- Interactive map of Huopalahti
- Coordinates: 60°12′36″N 24°53′24″E﻿ / ﻿60.21000°N 24.89000°E
- Country: Finland
- Region: Uusimaa
- Established: 1920
- Consolidated: To Helsinki in 1946

Area
- • Total: 12.3 km^{2} (4.7 sq mi)

Population (1931)
- • Total: 2,377
- • Density: 193/km^{2} (501/sq mi)

Languages
- • Finnish: 1441 inhabitants
- • Swedish: 1044
- • Others: 121

= Huopalahti =

Huopalahti (Hoplax) was a municipality during the years 1920–1945 in Uusimaa, Finland.

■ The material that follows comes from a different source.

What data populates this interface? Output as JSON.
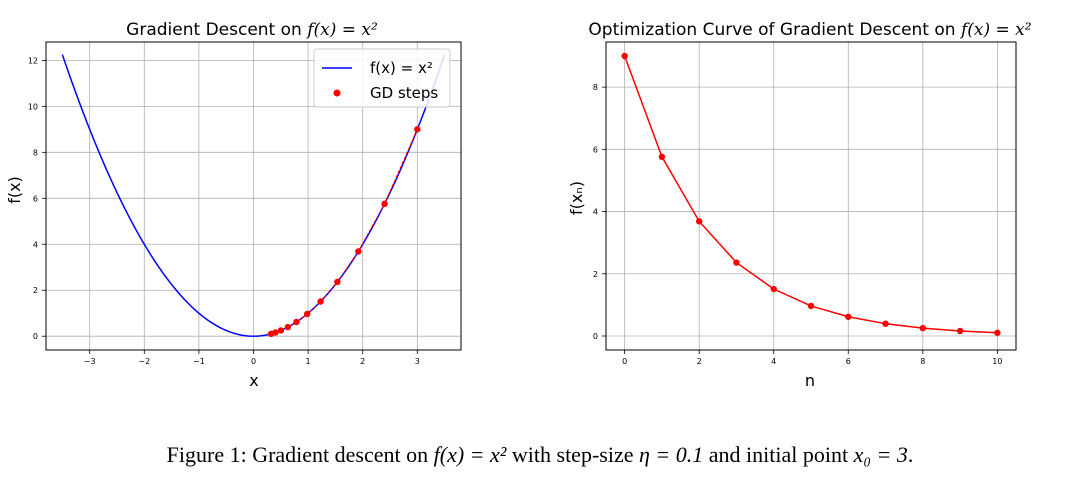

Areas of Munkkiniemi, Lauttasaari and parts of northern Pasila were parts of Huopalahti. The area was separated from former Helsinki parish in 1920. Haaga was part of the municipality, but was separated from it in 1923. The Finnish National Defence University, that was moved to Munkkiniemi in 1923, was located in Huopalahti. In 1946, the municipality was consolidated to Helsinki.

The Finnish Hunting Society which is headquartered in the city hosted the shotgun shooting events for the 1952 Summer Olympics.